私以外の女の子と一緒にいるのが嫌でたまらなかった。
でもそれを言うと兄様は私を注意した。
初めて褒められなかった。
兄様には叱られたくなかった。
だから隠した。
バレないように、見つからないように。
他の子に嫌がらせを沢山して兄様の側にいられないようにした。
嘘もたくさんついた。
それが普通になった。
お父様はいつも私を怒った。
何度も何度も怒った。
そのうち慣れてなんとも思わなくなった。
ほんの少し反省すれば何日かで終わるから。
そんな事をずっとしてたから、それが普通になった。
ジャックに手を上げた時、初めてお父様が本気で私を捨てようとした。
その時、やっとお父様の言ってる事が分かった。
ちゃんと反省もしたし、自分が兄様に酷い事をしたのを自覚した。
ジャックがちゃんと私の子で、人間なんだと分かった。
でも、兄様の社交界での噂を病院の女の職員が話しているのを聞いて、渡さないと思った。

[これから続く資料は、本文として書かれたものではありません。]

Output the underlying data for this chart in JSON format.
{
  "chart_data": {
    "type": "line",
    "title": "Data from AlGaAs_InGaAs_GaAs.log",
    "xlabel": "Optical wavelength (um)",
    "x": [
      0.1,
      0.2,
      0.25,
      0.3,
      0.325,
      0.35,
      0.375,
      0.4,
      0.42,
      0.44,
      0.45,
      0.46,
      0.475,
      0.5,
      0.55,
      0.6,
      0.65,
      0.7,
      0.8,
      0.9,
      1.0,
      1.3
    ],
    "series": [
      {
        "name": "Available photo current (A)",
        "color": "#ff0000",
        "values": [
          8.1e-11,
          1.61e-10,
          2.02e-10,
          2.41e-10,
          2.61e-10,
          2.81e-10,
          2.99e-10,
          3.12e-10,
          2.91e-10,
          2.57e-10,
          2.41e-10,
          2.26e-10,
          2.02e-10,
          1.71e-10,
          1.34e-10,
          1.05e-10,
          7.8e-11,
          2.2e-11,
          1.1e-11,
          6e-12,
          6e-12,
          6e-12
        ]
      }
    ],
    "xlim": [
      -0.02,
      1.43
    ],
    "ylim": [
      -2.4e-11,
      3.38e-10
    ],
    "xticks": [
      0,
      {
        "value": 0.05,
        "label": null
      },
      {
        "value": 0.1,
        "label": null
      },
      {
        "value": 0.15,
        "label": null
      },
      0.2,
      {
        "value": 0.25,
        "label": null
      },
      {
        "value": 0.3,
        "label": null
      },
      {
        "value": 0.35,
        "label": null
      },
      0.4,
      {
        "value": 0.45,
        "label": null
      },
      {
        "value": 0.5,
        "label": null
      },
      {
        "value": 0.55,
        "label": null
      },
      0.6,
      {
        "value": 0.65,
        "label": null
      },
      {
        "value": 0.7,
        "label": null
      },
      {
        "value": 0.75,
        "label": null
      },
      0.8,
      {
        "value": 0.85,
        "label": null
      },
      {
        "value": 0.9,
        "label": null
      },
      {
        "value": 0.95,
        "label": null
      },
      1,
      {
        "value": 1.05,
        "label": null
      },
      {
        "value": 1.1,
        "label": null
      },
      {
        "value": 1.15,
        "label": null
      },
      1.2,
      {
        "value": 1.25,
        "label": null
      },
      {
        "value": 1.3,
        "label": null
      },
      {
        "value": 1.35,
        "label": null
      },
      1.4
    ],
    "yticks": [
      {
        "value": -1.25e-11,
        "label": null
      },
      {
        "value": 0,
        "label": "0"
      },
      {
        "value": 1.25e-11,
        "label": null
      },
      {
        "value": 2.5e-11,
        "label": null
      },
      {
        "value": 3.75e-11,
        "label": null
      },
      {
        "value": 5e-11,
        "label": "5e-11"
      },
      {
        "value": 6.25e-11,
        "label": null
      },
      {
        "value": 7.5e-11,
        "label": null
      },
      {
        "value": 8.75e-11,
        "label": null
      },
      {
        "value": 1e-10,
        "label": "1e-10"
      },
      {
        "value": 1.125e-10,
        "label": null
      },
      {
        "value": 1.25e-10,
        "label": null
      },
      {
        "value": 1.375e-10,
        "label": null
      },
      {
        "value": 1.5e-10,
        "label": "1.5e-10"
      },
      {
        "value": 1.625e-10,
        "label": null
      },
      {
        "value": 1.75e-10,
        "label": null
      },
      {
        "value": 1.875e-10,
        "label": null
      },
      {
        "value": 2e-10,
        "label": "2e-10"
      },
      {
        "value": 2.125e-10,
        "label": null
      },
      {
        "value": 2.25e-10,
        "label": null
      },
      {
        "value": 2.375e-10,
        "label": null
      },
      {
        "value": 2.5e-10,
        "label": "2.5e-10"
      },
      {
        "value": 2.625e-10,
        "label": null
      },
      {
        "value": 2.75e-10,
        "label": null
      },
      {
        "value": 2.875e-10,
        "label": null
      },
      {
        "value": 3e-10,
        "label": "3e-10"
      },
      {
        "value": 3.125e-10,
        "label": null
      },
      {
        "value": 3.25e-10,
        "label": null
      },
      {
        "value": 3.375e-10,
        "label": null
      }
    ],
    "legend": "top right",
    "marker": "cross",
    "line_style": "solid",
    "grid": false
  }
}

でも兄様の顔を見たらまた同じ事をすると思ったから、顔を見ないように、喋ったらバレるから黙った。
ジャックだけ見てようと思った。
でも、雑誌で兄様の姿絵を見たらダメだった。前と同じになった。
その後はあんたが言った通り。
黙ってたら兄様に会えると思った。
私の病気は治らない。
兄様が生きてる限り治すつもりはない。」
「隊員さん、記録は取れた?」
「はい。」
「ミレーヌ、最後に、なんてジャンに伝えてほしい?」
「悪い事をしたとは思ってない。それだけ。」
「分かった。じゃあな。」
そう言ってアントンは帰って行った。
涙も出ない。
悲しくもない。
ただジャックに会いたいなぁと思った。